Projection lens keeping only 2 of \(n\) fields. Complement stores \(n - 2\) dropped nodes.

\(n\) (fields) kept dropped fastest median mean
10 2 8 3.58 µs 3.75 µs 3.79 µs
50 2 48 13.3 µs 13.6 µs 13.7 µs

Projection is faster than identity because the output tree is smaller (fewer nodes to allocate), even though the complement capture adds work.

39.5.3 get_then_put_round_trip — full bidirectional cycle

Identity lens: getput → verify restored. Exercises both directions.

\(n\) (fields) fastest median mean
5 6.00 µs 6.17 µs 6.27 µs
20 22.2 µs 23.2 µs 23.9 µs
50 50.7 µs 51.8 µs 54.2 µs

put costs \(\approx 1.5\times\) get because it must merge the complement (dropped nodes, dropped arcs, contraction choices) back into the view.

39.5.4 get_then_put_projection — bidirectional with large complement

Projection lens keeping 2 of \(n\) fields.
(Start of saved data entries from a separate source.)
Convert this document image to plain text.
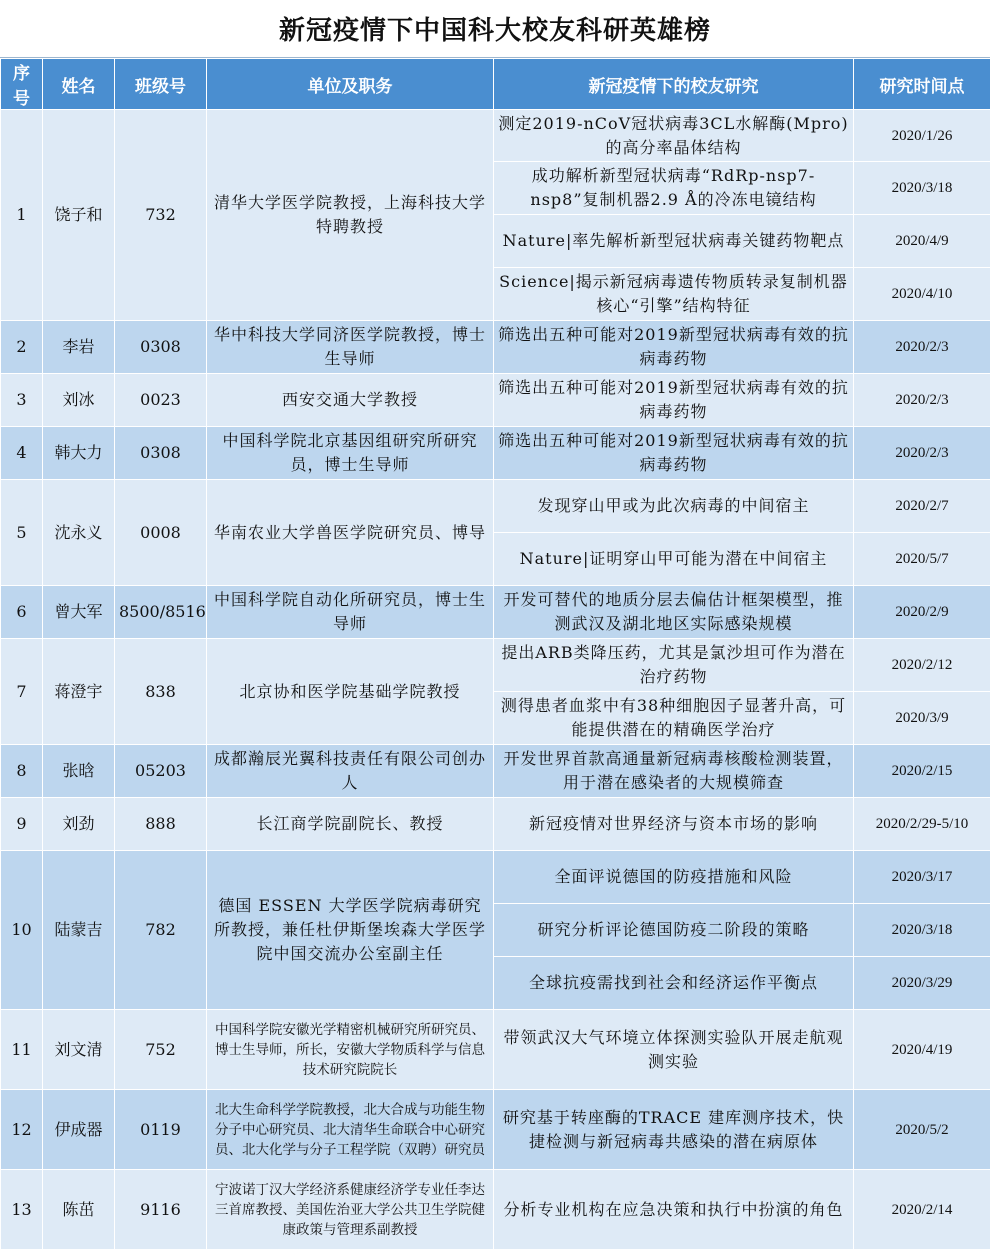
新冠疫情下中国科大校友科研英雄榜
序号	姓名	班级号	单位及职务	新冠疫情下的校友研究	研究时间点
1	饶子和	732	清华大学医学院教授，上海科技大学特聘教授	测定2019-nCoV冠状病毒3CL水解酶(Mpro)的高分率晶体结构	2020/1/26
				成功解析新型冠状病毒“RdRp-nsp7-nsp8”复制机器2.9 Å的冷冻电镜结构	2020/3/18
				Nature|率先解析新型冠状病毒关键药物靶点	2020/4/9
				Science|揭示新冠病毒遗传物质转录复制机器核心“引擎”结构特征	2020/4/10
2	李岩	0308	华中科技大学同济医学院教授，博士生导师	筛选出五种可能对2019新型冠状病毒有效的抗病毒药物	2020/2/3
3	刘冰	0023	西安交通大学教授	筛选出五种可能对2019新型冠状病毒有效的抗病毒药物	2020/2/3
4	韩大力	0308	中国科学院北京基因组研究所研究员，博士生导师	筛选出五种可能对2019新型冠状病毒有效的抗病毒药物	2020/2/3
5	沈永义	0008	华南农业大学兽医学院研究员、博导	发现穿山甲或为此次病毒的中间宿主	2020/2/7
				Nature|证明穿山甲可能为潜在中间宿主	2020/5/7
6	曾大军	8500/8516	中国科学院自动化所研究员，博士生导师	开发可替代的地质分层去偏估计框架模型，推测武汉及湖北地区实际感染规模	2020/2/9
7	蒋澄宇	838	北京协和医学院基础学院教授	提出ARB类降压药，尤其是氯沙坦可作为潜在治疗药物	2020/2/12
				测得患者血浆中有38种细胞因子显著升高，可能提供潜在的精确医学治疗	2020/3/9
8	张晗	05203	成都瀚辰光翼科技责任有限公司创办人	开发世界首款高通量新冠病毒核酸检测装置，用于潜在感染者的大规模筛查	2020/2/15
9	刘劲	888	长江商学院副院长、教授	新冠疫情对世界经济与资本市场的影响	2020/2/29-5/10
10	陆蒙吉	782	德国 ESSEN 大学医学院病毒研究所教授，兼任杜伊斯堡埃森大学医学院中国交流办公室副主任	全面评说德国的防疫措施和风险	2020/3/17
				研究分析评论德国防疫二阶段的策略	2020/3/18
				全球抗疫需找到社会和经济运作平衡点	2020/3/29
11	刘文清	752	中国科学院安徽光学精密机械研究所研究员、博士生导师，所长，安徽大学物质科学与信息技术研究院院长	带领武汉大气环境立体探测实验队开展走航观测实验	2020/4/19
12	伊成器	0119	北大生命科学学院教授，北大合成与功能生物分子中心研究员、北大清华生命联合中心研究员、北大化学与分子工程学院（双聘）研究员	研究基于转座酶的TRACE 建库测序技术，快捷检测与新冠病毒共感染的潜在病原体	2020/5/2
13	陈茁	9116	宁波诺丁汉大学经济系健康经济学专业任李达三首席教授、美国佐治亚大学公共卫生学院健康政策与管理系副教授	分析专业机构在应急决策和执行中扮演的角色	2020/2/14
The complement carries the bulk of the data.

\(n\) (fields) fastest median mean
10 8.17 µs 8.37 µs 8.48 µs
50 33.1 µs 34.3 µs 35.0 µs

39.6 Derived throughput summary

Operation Scale Throughput
find_sort (O(1) index) 10–500 sorts 145–210M lookups/sec
parse_json (flat) 50 fields 1.69M fields/sec
wtype_restrict (deep chain) 100 nodes 2.04M nodes/sec
lift_wtype (full pipeline) 500 nodes 1.93M nodes/sec
functor_restrict 500 rows 11.9M rows/sec
colimit 150 sorts 80K colimits/sec
compose (two migrations) 100 vertices 23.6K composes/sec
Lens round-trip (get + put) 50 fields 19.3K round-trips/sec

39.7 How to reproduce

# Run all benchmarks
cargo bench --workspace

# Run a specific crate's benchmarks
cargo bench -p panproto-gat
cargo bench -p panproto-inst
cargo bench -p panproto-mig
cargo bench -p panproto-lens

# Run a specific benchmark by name filter
cargo bench -p panproto-gat -- find_sort
cargo bench -p panproto-inst -- wtype_restrict_deep

All benchmarks use divan v0.1.21. Each benchmark runs 100 samples with auto-tuned iteration counts (shown in the iters/sample column). Results include fastest, slowest, median, and mean.